Colunista: Braz Antunes Mattos Neto
Fonte: Publicado no jornal A Tribuna em 31/8/2006
Crescemos com os pés na areia, andando, correndo, sonhando. Somos santistas e a praia é o nosso maior tesouro, nosso grande espaço de convivência, de reposição das forças e dos pensamentos. Local de contato com a natureza e motivo de reflexões oceânicas. Ponto de encontro, de sociabilização e da prática sempre saudável de diversos esportes.
Ali a democracia, a igualdade e a fraternidade são quase palpáveis. A praia a todos iguala, naquele instante preciso, naquele momento ensolarado.
Esta característica de povo que vive à beira mar faz com que absolutamente todos os temas referentes à praia, à orla, à areia e aos jardins ganhem conotação mais séria e provoquem acirradas discussões. Caminhar na praia é divino. Discutir a praia é apaixonante. Na praia lavamos costumeiramente nossas almas santistas. E na hora de ir embora, tiramos o excesso de sal e areia nos chuveirinhos. Saudável hábito totalmente incorporado à nossa cultura praiana.
Estes mesmos chuveiros, de repente, transformaram-se em motivo de discórdia, discussão, debate. Cobrar ou não cobrar, eis a questão. Tal e qual um Hamlet caiçara, dramatizo o fato e brado aos quatro cantos: cobrança, jamais!

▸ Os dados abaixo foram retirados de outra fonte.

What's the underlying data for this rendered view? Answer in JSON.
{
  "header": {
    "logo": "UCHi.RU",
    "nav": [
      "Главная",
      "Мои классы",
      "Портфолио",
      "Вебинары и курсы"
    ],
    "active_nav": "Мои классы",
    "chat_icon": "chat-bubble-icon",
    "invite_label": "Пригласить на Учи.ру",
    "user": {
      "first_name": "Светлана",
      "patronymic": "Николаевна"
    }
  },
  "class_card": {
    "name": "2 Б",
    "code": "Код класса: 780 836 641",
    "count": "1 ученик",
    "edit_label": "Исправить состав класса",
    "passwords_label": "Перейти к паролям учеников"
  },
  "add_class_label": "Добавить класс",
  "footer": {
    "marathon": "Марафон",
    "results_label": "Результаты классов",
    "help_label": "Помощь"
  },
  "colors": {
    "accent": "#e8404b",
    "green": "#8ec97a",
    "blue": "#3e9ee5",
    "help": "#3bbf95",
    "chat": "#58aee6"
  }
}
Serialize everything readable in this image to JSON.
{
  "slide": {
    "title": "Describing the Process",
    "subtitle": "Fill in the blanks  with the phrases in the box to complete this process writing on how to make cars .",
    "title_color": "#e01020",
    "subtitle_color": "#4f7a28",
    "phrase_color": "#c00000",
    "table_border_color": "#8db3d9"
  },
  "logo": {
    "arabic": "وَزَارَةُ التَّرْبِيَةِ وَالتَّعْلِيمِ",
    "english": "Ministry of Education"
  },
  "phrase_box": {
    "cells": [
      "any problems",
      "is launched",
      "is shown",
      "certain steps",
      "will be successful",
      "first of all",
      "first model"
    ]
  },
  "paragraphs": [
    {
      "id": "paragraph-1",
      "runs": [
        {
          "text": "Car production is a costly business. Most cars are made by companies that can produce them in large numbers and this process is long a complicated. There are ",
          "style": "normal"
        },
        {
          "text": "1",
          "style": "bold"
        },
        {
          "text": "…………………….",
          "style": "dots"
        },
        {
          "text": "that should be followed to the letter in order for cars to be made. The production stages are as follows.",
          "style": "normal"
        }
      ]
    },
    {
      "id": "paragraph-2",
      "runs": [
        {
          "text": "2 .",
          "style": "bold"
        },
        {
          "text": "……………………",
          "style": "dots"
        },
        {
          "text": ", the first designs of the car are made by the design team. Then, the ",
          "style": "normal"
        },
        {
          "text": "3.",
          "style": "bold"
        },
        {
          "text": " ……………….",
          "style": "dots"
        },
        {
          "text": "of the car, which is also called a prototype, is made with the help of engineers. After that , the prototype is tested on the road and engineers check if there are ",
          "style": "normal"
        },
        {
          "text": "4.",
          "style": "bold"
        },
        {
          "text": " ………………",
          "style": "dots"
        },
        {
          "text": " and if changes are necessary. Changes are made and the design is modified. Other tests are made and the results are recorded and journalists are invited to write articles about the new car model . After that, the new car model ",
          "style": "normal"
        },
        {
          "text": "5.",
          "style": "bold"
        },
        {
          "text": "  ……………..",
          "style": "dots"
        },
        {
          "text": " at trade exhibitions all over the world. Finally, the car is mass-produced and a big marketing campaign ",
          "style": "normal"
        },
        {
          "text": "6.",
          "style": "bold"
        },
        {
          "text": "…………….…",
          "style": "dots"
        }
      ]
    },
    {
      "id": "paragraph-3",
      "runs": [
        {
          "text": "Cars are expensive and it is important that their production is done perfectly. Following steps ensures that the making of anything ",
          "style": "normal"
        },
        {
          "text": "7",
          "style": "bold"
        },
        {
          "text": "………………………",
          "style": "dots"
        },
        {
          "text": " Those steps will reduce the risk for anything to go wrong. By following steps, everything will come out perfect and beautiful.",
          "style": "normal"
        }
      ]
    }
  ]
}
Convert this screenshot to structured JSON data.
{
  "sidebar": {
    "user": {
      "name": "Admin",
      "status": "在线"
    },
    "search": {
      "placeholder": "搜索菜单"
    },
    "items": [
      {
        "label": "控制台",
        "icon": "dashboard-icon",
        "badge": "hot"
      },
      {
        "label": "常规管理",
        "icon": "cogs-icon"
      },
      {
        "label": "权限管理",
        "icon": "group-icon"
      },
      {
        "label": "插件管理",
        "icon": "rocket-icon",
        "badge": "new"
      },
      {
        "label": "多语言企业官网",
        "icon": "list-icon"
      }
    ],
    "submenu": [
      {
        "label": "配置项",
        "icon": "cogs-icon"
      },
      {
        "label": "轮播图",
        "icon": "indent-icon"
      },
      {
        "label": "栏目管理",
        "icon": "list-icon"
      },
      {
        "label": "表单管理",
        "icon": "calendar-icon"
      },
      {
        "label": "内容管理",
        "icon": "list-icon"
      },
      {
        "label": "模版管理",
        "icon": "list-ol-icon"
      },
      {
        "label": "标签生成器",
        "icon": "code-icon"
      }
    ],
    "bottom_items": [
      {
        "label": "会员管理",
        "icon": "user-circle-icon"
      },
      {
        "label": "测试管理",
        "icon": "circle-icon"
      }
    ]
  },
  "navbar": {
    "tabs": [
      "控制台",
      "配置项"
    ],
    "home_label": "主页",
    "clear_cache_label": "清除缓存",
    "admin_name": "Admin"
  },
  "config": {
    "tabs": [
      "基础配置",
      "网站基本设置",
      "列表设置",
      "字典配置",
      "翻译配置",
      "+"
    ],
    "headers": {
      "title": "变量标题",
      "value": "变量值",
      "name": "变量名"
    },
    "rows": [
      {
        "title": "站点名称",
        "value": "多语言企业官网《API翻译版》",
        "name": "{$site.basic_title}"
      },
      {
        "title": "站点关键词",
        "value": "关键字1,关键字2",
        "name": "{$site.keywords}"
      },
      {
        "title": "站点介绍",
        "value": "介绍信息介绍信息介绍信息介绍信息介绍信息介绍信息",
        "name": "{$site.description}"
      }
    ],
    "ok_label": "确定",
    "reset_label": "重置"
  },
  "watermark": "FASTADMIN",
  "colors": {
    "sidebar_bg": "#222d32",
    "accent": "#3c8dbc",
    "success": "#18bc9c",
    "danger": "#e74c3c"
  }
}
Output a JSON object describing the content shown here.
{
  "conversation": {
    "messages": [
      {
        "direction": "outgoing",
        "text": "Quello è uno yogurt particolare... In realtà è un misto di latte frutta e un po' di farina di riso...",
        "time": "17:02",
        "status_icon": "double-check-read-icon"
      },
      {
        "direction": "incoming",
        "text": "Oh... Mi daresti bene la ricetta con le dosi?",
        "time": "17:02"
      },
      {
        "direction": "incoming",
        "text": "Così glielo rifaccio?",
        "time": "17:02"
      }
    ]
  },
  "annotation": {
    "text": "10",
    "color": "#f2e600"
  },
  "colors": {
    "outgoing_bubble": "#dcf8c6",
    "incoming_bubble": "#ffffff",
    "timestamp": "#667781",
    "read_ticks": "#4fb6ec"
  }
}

Algumas coisas jamais poderão ser ensinadas na base da repressão ou da pressão econômica. Quem tem condições de gastar tomará quantos banhos quiser, poderá demorar o tempo que desejar e ainda irá argumentar, diante da demora e das reclamações: “Estou pagando!”. Mas algum advogado do Diabo rapidamente argumentará que serão apenas alguns centavos, nada mais, e que alguma coisa precisa ser feita para acabar com os abusos. Tal alegação encerra meia verdade e sofisma inteiro. Primeiro, pode-se recorrer à velha questão de que já pagamos impostos exatamente para que o Poder Público nos dê em troca os serviços públicos. Em tese, pode haver uma séria alegação de bi-tributação.
Segundo lugar: não se trata da quantia a ser paga mas, sim, de uma questão de princípios. Se cada vez que surgir um problema a única medida a ser adotada for mais taxação em cima da população, em breve estaremos pagando até pelo ar que respiramos. E até o ato de pagar, hoje, é taxado! A CPMF está aí para comprovar…
A praia, com todos os chuveirinhos juntos, é um bem público de uso coletivo. A praia não é um clube. Se uma cobrança for imposta (sim, a palavra é esta!), estaremos praticando uma grande discriminação contra quem não tem dinheiro. Nem todos podem pagar, digamos, pelos seus quatro ou cinco filhos que precisam usar os chuveiros. E muita gente já paga pela condução para chegar até a praia. Pagar mais ainda? Excluir mais ainda?
Não parece ser esta a tradição santista.
Será justo que os justos paguem pelos abusados?
Os conscientes pagarão pelos inconsequentes?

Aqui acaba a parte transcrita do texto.